“Io sono molto tranquillo e penso che da qui a quando la vicenda finirà avremo tante altre uscite giornalistiche da commentare. Quello che conta però sono i fatti”.
Lo ha detto il senatore del Pd Silvio Franceschelli, a margine del Consiglio comunale monotematico sul futuro di Mps, rispondendo alle domande sulle diverse posizioni emerse all’interno del Partito democratico a livello nazionale.
Interpellato in particolare sulle dichiarazioni della segretaria Elly Schlein, Franceschelli ha spiegato: “È evidente che noi non siamo in grado di incidere rispetto ai mercati. Non siamo in grado di poter dire agli investitori se tenere o vendere le quote che sono in loro possesso”. Secondo il senatore, “molto inciderà il management e la capacità di prospettiva rispetto a quello che è il progetto bancario che sono in grado di proporre agli investitori”. Per Franceschelli, dunque, le parole della segretaria si riferivano “soprattutto al fatto che il mercato non lo controlliamo”. Il parlamentare senese ha però sottolineato che la politica può e deve indicare i principi da tutelare.

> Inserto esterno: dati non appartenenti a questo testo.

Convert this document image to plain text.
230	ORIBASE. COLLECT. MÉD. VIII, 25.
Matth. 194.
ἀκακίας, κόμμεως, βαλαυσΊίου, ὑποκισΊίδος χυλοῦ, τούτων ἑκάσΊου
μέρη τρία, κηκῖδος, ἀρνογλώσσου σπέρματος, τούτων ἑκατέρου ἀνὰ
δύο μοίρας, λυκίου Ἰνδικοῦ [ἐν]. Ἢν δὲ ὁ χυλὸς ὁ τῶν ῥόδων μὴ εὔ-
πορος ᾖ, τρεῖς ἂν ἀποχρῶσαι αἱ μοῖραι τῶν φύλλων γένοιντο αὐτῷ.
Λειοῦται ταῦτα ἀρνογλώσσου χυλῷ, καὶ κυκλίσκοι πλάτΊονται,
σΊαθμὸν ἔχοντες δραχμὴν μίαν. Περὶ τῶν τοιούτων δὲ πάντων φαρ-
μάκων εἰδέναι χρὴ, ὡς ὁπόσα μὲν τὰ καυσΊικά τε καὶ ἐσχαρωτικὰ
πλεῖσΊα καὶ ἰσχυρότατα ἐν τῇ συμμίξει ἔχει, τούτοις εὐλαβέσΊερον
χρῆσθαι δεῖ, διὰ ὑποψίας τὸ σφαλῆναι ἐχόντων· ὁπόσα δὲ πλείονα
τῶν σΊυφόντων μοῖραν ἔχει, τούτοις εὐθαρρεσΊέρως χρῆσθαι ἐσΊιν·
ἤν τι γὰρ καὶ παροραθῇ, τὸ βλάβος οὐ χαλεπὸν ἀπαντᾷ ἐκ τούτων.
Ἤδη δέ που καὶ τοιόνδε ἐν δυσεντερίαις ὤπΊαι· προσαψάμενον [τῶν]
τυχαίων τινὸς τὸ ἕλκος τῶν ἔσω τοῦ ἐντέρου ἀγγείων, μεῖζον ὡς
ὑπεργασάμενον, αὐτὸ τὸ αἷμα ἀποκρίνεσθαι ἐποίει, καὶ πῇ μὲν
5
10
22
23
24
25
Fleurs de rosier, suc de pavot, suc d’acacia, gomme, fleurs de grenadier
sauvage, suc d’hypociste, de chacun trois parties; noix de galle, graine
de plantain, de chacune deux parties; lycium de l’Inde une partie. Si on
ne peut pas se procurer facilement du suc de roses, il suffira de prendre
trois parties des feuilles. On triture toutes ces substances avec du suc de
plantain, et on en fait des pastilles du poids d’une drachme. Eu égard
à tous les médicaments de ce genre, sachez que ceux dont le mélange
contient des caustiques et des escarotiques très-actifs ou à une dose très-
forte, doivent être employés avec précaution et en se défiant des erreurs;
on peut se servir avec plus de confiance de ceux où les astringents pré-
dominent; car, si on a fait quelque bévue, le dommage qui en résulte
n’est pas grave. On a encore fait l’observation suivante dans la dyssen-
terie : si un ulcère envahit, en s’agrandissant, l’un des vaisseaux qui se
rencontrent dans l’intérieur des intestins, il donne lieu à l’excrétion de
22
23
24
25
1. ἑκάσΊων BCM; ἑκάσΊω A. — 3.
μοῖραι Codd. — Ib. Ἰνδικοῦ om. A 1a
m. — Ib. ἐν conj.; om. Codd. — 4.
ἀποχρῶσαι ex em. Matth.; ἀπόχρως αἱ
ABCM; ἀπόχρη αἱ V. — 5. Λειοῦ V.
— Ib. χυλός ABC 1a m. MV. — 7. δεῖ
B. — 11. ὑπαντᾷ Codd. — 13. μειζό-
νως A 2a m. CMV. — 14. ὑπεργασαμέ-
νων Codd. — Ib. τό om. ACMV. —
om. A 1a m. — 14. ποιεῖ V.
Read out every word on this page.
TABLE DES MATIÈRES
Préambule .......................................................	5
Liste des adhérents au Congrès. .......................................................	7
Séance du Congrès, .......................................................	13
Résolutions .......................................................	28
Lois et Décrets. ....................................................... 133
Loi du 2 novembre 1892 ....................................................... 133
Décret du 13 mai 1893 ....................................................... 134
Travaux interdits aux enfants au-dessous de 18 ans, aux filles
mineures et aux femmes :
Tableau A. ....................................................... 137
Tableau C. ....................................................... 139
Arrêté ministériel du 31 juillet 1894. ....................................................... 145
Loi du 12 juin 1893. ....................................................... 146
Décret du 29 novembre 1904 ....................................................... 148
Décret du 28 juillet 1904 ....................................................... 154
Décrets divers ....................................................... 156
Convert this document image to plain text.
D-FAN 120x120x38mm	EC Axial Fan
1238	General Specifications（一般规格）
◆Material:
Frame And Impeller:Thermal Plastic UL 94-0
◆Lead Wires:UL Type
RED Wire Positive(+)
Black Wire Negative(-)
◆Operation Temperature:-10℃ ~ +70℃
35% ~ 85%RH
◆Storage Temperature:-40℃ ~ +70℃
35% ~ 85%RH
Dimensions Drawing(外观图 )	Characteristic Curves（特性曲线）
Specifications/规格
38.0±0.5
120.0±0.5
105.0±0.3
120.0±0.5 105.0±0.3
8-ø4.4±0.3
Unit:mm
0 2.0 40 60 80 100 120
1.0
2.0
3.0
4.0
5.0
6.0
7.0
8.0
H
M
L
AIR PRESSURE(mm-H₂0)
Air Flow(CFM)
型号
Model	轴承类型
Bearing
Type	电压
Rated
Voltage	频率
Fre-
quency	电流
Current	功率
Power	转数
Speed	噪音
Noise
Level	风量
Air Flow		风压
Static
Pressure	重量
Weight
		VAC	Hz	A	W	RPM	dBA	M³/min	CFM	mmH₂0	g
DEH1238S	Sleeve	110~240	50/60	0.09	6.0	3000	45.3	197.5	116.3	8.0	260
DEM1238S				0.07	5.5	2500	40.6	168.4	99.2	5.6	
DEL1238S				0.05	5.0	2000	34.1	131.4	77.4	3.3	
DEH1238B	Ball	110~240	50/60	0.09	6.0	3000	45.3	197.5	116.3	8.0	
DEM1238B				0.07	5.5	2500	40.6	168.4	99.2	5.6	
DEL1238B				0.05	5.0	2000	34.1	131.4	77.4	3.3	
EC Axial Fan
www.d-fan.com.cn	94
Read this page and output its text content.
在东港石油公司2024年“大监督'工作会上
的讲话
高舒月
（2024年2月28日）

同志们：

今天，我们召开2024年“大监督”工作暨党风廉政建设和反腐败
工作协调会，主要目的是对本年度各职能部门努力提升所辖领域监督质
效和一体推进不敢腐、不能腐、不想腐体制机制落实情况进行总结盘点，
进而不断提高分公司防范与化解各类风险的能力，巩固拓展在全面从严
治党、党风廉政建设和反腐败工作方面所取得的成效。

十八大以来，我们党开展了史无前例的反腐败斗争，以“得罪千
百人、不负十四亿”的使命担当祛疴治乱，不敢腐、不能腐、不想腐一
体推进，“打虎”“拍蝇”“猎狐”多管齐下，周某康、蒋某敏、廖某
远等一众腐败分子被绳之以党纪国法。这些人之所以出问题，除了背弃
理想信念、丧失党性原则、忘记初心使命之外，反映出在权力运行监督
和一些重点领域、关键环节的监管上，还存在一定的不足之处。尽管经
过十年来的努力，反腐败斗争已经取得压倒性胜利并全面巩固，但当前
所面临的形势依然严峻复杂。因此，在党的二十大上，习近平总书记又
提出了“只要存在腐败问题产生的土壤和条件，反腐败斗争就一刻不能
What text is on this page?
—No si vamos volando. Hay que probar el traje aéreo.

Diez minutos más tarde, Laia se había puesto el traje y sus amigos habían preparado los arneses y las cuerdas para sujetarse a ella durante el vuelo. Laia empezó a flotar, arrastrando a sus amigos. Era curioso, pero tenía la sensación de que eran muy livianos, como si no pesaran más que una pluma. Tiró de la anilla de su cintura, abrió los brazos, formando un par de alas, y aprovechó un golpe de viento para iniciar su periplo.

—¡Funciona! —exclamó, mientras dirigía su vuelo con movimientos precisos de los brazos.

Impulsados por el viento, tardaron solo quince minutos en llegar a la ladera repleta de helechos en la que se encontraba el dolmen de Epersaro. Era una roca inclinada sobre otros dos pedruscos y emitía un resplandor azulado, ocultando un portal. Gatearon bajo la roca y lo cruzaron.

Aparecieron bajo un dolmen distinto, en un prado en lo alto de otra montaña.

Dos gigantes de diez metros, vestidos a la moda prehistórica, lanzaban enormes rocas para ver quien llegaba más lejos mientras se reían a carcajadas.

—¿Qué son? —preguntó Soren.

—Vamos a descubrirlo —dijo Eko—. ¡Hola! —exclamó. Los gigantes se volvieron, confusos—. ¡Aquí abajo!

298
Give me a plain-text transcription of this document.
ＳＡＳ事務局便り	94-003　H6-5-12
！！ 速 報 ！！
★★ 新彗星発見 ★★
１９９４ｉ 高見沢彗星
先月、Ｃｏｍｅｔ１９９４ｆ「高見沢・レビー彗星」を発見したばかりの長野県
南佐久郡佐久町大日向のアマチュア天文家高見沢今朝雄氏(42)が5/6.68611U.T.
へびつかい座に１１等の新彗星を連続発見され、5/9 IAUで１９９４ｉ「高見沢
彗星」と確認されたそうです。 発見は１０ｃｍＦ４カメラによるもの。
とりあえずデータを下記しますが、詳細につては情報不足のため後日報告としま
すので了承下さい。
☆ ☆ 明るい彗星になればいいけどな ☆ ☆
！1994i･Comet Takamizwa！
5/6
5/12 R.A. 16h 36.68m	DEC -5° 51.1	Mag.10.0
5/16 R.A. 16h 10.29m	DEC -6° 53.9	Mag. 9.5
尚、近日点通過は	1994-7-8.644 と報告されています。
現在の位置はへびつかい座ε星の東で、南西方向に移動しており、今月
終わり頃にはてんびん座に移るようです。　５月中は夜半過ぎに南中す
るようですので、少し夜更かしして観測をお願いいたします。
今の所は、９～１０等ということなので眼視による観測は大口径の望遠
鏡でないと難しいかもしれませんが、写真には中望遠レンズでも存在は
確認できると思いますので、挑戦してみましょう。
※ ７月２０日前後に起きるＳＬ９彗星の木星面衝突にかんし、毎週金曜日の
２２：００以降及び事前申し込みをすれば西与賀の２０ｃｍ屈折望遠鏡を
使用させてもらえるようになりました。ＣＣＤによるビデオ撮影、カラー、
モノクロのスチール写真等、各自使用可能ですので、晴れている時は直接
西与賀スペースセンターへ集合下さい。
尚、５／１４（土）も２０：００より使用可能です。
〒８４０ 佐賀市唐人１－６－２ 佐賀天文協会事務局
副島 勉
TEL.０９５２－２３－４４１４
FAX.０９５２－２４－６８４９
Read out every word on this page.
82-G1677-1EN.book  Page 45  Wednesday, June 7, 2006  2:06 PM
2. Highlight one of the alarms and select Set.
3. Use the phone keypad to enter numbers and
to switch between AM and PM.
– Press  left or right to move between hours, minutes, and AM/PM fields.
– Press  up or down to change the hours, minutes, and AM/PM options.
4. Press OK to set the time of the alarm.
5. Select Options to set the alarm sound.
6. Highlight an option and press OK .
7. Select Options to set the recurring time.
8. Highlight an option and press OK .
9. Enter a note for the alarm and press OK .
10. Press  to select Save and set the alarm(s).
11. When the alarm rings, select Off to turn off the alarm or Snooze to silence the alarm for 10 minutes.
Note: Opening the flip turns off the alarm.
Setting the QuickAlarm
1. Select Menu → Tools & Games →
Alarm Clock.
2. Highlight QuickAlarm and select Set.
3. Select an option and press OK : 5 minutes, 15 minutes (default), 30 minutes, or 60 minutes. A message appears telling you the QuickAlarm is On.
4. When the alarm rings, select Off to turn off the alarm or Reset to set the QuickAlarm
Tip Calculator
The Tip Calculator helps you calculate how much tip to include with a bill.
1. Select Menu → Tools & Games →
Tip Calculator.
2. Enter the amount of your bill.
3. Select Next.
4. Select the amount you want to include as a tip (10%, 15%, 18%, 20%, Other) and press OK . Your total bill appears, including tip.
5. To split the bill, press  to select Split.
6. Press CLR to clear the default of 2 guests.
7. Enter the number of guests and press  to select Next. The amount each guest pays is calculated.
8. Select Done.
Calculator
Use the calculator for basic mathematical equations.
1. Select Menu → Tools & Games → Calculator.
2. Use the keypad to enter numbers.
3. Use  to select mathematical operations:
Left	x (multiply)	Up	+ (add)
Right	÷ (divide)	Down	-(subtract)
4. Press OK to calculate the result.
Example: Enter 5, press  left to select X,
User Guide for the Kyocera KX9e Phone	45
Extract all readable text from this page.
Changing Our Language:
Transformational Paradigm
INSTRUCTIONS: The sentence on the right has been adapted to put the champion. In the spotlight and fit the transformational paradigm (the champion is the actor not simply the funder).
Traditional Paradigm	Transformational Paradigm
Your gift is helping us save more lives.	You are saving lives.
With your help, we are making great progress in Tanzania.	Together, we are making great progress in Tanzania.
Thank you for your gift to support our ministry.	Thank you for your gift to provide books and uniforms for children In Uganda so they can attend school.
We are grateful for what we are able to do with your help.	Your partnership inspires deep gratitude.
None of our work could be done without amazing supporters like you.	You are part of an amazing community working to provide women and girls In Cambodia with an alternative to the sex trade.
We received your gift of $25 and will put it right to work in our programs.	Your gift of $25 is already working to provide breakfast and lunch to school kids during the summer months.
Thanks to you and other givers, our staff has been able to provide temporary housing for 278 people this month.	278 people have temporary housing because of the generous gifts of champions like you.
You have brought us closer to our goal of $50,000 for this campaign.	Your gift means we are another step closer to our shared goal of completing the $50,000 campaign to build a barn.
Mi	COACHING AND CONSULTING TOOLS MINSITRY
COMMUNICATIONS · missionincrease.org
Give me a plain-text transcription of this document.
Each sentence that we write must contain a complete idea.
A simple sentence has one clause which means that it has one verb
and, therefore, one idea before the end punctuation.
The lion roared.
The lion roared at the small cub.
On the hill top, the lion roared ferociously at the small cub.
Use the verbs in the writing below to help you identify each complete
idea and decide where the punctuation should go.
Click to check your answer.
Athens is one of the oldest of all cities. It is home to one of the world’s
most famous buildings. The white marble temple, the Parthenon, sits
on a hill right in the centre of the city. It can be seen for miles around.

“Essendo in ballo moltissimi posti di lavoro, essendo in ballo un modello creditizio che riguarda l’intero Paese in termini di competitività e di concorrenza, credo ci sia anche una sintesi”, ha affermato, richiamando anche le posizioni del responsabile economico del Pd Antonio Misiani. Per Franceschelli i punti fermi sono “la salvaguardia di un’identità, di un marchio storico, la salvaguardia dell’occupazione e delle professionalità, la salvaguardia della capillarità delle filiali”.
Proprio la presenza degli sportelli rappresenta, secondo il senatore, un elemento da non sottovalutare: “Non si abbia la desertificazione bancaria, che è un tema gravissimo, perché troppo spesso noi parliamo di aree interne, ma per vivere nelle aree interne ci vogliono i servizi. I servizi bancari sono un pezzo di vita nelle aree interne”. La sintesi, per Franceschelli, è che “Banca Monte dei Paschi è un patrimonio di Siena, della Toscana, ma dell’Italia intera”.
Il senatore ha infine ricordato la crisi attraversata dall’istituto e “i sacrifici che hanno fatto i lavoratori che hanno accompagnato la ristrutturazione”. “Nel 2021 c’ero, ero presidente della Provincia e so quelli che erano gli scenari all’epoca. La situazione era ancora più buia di quanto non lo sia oggi e, stando tutti uniti, ce l’abbiamo fatta”. Anche oggi, ha concluso, l’obiettivo deve essere “persuadere tutti quelli che sono gli attori della vicenda a valutare il valore di una banca primaria come il Monte dei Paschi sul sistema nazionale”, puntando sulla concretezza dei progetti “più che sulle affermazioni di parti politiche o di contrapposizione tanto per fare”.